Remains Found in Konfin Mass Grave Already Identified
The mass grave located in the Konfin pothole in Kocevski rog (SE) differs from other mass graves which resulted from post Second World War killings, in that experts have already identified the remains of the 88 murdered people.
The corpses belong to a group of injured and sick people who were brought in June 1945 from the central prisons of the Yugoslav Security and Intelligence Service (OZNA) in Ljubljana and were killed on the edge of the Konfin pothole.
A criminal investigator and member of the government commission on concealed mass graves Pavel Jamnik told the press on Monday that every new piece of evidence found during the exhumation would form the basis for new prosecutions and to supplement ongoing cases.
The identities of the murdered individuals were established following an analysis of the OZNA prison records. According to Jamnik, the records indicate that the prisoners were taken to the place of execution on 20 June 1945 at one o'clock in the morning.
According to anthropologist Petra Leban Seljak, the preliminary analysis indicates that the corpses were of men alone, half of them younger than 25. None is said to have been younger than 16 or 18.
As the experts also established, at least 30 skulls show evidence of damage caused by firearms.

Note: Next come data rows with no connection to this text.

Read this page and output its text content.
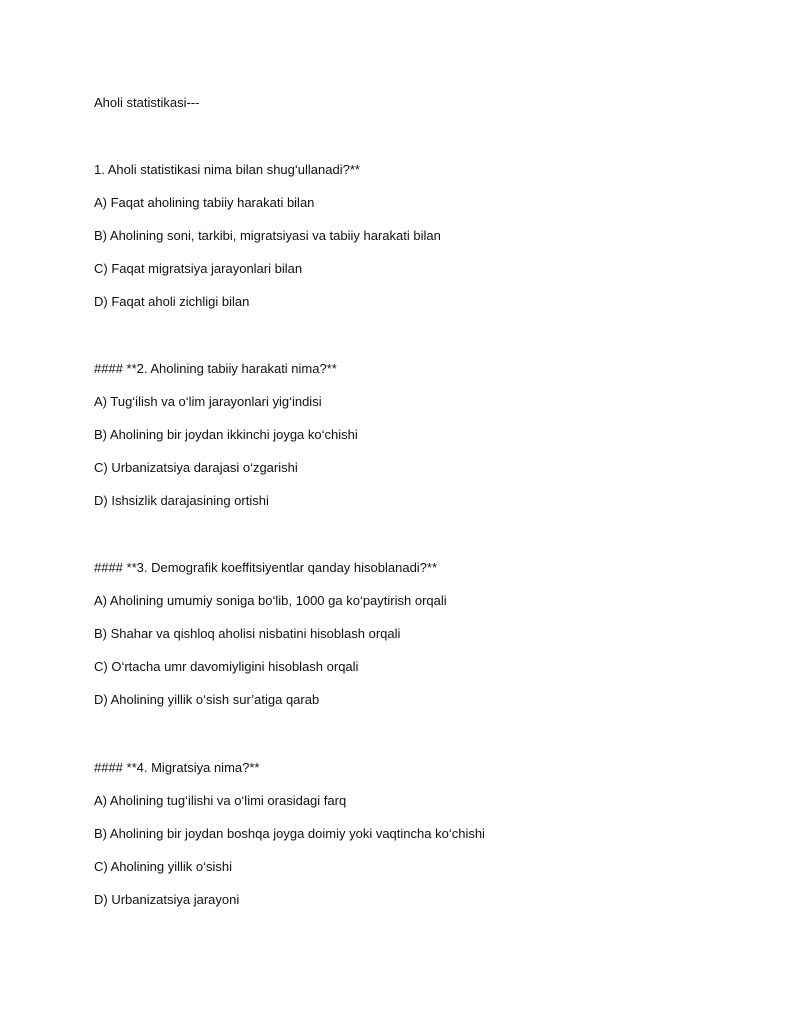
Aholi statistikasi---
1. Aholi statistikasi nima bilan shug‘ullanadi?**
A) Faqat aholining tabiiy harakati bilan
B) Aholining soni, tarkibi, migratsiyasi va tabiiy harakati bilan
C) Faqat migratsiya jarayonlari bilan
D) Faqat aholi zichligi bilan
#### **2. Aholining tabiiy harakati nima?**
A) Tug‘ilish va o‘lim jarayonlari yig‘indisi
B) Aholining bir joydan ikkinchi joyga ko‘chishi
C) Urbanizatsiya darajasi o‘zgarishi
D) Ishsizlik darajasining ortishi
#### **3. Demografik koeffitsiyentlar qanday hisoblanadi?**
A) Aholining umumiy soniga bo‘lib, 1000 ga ko‘paytirish orqali
B) Shahar va qishloq aholisi nisbatini hisoblash orqali
C) O‘rtacha umr davomiyligini hisoblash orqali
D) Aholining yillik o‘sish sur’atiga qarab
#### **4. Migratsiya nima?**
A) Aholining tug‘ilishi va o‘limi orasidagi farq
B) Aholining bir joydan boshqa joyga doimiy yoki vaqtincha ko‘chishi
C) Aholining yillik o‘sishi
D) Urbanizatsiya jarayoni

An indication that there were sick, disabled and injured people among those killed is supported by the fact that crutches were found in the grave.
As part of the current criminal investigation, possible eyewitnesses and people who might know more about the killings of injured and disabled people and patients who were brought to the prisons from the hospital in Ljubljana have already been interviewed.

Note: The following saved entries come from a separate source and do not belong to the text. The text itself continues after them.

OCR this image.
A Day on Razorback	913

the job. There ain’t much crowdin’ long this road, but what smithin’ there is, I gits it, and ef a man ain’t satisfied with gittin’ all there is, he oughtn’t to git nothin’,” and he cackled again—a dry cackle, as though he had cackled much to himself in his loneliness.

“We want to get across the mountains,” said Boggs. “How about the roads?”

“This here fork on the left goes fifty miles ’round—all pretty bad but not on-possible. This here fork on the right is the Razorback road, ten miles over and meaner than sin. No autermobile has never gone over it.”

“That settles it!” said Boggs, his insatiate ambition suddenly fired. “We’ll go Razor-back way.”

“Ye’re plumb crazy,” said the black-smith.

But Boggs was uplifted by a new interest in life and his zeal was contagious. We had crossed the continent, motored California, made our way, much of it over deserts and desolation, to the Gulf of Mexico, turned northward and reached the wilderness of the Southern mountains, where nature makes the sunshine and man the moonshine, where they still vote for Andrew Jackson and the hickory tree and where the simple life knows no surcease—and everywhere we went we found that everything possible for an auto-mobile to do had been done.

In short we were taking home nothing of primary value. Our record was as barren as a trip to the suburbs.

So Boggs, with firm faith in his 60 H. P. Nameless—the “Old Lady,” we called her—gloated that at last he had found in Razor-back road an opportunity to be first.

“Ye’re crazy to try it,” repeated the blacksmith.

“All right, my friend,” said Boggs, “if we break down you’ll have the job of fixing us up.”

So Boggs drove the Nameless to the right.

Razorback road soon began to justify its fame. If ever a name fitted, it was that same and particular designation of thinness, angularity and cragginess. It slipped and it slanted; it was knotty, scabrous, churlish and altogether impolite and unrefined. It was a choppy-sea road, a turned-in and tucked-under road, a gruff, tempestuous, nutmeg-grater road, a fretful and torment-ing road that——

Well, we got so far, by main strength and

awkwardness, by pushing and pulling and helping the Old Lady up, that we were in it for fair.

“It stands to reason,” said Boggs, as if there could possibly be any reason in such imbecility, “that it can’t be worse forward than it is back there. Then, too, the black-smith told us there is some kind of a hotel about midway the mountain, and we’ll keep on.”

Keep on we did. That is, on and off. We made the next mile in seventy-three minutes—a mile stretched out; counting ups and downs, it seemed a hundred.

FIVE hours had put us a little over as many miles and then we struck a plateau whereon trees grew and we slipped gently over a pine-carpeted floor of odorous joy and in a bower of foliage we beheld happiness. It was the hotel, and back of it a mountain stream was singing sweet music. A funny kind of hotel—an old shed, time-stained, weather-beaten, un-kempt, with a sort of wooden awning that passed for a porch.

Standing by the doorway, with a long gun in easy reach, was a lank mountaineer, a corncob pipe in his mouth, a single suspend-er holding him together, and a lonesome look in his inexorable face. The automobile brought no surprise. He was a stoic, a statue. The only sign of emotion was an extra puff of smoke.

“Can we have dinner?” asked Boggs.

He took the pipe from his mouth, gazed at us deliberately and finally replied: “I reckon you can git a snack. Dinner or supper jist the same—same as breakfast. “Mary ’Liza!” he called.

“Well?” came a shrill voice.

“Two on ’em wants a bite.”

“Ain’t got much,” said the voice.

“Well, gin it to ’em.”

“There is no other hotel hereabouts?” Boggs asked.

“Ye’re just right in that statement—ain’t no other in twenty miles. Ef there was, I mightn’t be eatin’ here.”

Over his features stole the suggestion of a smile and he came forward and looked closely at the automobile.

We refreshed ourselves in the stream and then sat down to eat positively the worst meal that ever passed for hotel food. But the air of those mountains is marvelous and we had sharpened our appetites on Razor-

Cavers removed about 40 cubic metres of material from the mass grave in the Konfin pothole and reached the bottom, which is 40 metres deep. Archaeologists and anthropologists began work in the pothole a week ago.
Leading cave rescuers from the speleological societies of Domzale and Ribnica and Krka began removing material from the pothole in the first half of August.
The extracted material was piled up alongside the pothole as proof against the perpetrators who threw logs onto the corpses and blew up the pothole to conceal their crime.
Head of the commission for concealed mass graves Joze Dezman said that the human remains will be brought to Slovenska Bistrica, but there were plans for provincial ossuaries to be built.
The murder of POWs, injured, sick and disabled in June 1945 at the Konfin pothole is in Dezman's opinion one of the worst crimes committed against disabled and sick people.
As most of the victims are Slovenians, the Labour Ministry has decided together with the commission and in cooperation with the Justice Ministry, to exhume the human remains.
There are thought to be around 400 similar graves around Kocevje, and as many around Ribnica. The current findings of the government commission indicate that there are probably between 400 and 500 similar graves in the rest of Slovenia.
The commission has as its long-term goal the exhumation and re-burial of all Slovenian victims in Slovenia. It is planning another exhumation at the Lovrenska grapa gorge near Skofja Loka.
Post-WWII summary killings have been a contentious political issue in Slovenia ever since the country gained independence in 1991.
Nobody has been yet charged for the killings - thought to be mostly of suspected members of the Home Guard, who were accused of collaborating with the occupying forces - although the prosecution recently asked that a court order an investigation into the actions of a former high ranking Slovenian communist official.
However, the Ljubljana District Court threw out criminal proceedings against Mitja Ribicic for his alleged involvement in post-war killings due to a lack of evidence. The verdict was questioned by some senior government officials.